Consider the extension as a short exact sequence of $A$-modules. $$ 0 \rightarrow A\rightarrow \overline{A}\rightarrow \overline{A}/A\rightarrow 0$$ This is telling us that, to get an integrally closed ring, we must extend $A$ by $\overline{A}/A$. We can think of $\overline{A}/A$ as the obstruction to $A$ being integrally closed.
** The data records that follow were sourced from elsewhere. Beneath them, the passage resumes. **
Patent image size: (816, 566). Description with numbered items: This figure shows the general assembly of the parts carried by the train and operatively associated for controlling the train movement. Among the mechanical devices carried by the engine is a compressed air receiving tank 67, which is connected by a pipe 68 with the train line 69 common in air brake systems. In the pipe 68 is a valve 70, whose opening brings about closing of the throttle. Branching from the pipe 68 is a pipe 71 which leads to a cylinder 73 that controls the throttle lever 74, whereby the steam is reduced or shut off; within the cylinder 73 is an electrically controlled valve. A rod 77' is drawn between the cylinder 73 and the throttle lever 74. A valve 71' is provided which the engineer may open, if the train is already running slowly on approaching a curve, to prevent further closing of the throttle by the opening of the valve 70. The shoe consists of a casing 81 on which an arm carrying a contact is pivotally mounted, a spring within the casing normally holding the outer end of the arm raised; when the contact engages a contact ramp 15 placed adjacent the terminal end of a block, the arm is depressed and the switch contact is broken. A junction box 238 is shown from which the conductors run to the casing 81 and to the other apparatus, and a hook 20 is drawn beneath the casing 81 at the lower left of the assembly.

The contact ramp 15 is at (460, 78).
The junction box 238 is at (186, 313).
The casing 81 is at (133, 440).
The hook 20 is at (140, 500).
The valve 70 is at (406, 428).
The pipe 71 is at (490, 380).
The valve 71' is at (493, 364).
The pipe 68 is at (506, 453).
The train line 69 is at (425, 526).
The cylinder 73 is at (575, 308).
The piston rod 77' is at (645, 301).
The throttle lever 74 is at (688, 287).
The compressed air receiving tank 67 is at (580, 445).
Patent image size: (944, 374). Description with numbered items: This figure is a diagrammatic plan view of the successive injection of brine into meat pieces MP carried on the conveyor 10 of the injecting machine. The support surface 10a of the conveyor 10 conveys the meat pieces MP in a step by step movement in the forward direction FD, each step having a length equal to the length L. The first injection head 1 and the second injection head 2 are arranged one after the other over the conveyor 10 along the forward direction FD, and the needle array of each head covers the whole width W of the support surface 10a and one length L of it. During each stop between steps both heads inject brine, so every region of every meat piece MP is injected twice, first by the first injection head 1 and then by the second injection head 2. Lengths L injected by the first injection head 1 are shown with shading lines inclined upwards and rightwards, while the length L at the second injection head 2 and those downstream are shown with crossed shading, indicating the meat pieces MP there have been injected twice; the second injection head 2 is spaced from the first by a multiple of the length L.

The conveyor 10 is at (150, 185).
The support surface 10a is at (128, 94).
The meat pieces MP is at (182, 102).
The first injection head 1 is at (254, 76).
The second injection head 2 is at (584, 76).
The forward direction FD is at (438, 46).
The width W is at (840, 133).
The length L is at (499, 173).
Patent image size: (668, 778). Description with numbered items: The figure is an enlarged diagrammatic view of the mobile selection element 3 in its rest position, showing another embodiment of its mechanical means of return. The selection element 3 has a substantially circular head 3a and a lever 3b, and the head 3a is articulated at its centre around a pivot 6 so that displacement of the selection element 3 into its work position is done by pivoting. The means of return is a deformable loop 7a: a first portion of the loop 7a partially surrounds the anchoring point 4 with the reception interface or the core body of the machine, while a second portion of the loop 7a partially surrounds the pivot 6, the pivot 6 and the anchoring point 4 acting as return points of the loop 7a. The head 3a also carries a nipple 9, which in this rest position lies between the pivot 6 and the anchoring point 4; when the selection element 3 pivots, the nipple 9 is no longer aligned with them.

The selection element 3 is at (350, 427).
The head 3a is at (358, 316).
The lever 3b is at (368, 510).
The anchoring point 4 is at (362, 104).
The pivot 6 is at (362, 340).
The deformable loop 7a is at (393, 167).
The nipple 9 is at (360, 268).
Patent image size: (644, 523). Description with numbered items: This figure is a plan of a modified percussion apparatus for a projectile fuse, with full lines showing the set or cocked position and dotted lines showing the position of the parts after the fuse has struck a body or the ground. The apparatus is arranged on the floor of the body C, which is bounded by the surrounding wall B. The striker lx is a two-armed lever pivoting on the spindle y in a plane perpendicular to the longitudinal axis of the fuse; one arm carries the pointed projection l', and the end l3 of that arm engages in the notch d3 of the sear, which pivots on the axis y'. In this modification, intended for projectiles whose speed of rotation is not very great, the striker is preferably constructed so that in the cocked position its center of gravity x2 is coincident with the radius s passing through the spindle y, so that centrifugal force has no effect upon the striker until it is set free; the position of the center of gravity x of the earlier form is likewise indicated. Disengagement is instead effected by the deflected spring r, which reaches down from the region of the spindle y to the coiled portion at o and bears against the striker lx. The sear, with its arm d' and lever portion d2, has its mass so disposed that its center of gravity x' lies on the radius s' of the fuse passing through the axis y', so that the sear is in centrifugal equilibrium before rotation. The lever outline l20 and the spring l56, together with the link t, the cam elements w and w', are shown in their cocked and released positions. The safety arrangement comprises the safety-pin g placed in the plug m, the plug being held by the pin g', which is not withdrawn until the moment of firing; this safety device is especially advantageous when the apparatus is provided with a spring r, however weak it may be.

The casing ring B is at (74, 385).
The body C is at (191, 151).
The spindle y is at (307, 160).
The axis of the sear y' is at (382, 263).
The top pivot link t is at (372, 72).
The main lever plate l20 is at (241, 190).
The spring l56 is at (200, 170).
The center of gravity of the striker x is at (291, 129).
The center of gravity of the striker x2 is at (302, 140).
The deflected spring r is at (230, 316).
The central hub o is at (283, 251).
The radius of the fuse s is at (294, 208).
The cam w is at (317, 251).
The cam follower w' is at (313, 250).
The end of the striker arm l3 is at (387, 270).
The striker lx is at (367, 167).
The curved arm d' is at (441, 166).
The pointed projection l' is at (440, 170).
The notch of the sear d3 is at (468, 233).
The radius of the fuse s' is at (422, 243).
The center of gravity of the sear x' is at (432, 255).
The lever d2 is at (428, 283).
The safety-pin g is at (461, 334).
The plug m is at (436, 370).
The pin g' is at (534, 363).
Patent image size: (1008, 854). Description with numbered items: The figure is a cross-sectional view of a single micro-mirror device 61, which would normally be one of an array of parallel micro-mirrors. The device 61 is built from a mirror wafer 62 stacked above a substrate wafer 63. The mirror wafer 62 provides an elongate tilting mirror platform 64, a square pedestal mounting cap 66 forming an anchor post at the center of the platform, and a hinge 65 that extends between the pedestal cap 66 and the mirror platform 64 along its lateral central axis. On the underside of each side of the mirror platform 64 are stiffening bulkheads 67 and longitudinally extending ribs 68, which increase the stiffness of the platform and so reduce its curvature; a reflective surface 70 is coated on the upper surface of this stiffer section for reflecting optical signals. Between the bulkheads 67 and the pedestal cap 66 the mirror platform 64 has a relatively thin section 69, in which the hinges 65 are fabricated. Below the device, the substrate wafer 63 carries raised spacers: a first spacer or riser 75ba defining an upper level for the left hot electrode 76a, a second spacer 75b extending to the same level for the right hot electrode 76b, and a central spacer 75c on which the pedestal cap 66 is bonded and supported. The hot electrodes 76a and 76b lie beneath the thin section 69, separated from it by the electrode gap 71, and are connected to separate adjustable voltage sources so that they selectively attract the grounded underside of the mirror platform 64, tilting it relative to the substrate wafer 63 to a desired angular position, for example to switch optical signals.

Localization commutes with taking integral closures, so for $p$ any prime ideal in $A$, $\overline{(A_p)}=\overline{A}_{\overline{A}p}$. Since localization is flat, we see that $$ \overline{(A_p)}/A_p = \overline{A}_{\overline{A}p}/A_p = (\overline{A}/A)_p$$ So $(\overline{A}/A)_p$ is simultaneously measuring...

• the local contribution at $p$ to the global obstruction $\overline{A}/A$, and
• the obstruction to $A_p$ being integrally closed.

In particular, $A_p$ is integrally closed (and $Spec(\overline{A}_p)\rightarrow Spec(A_p)$ is an isomorphism) at those primes where $(\overline{A}/A)_p=0$. This is the complement of the support of $\overline{A}/A$ (thought of as a coherent sheaf, if you prefer).

An equivalent definition of the conductor $I$ is the annihilator of the $A$-module $\overline{A}/A$. Thus, $Supp(I)=Supp(\overline{A}/A)$ is the complement of the set of primes where the normalization map is an isomorphism.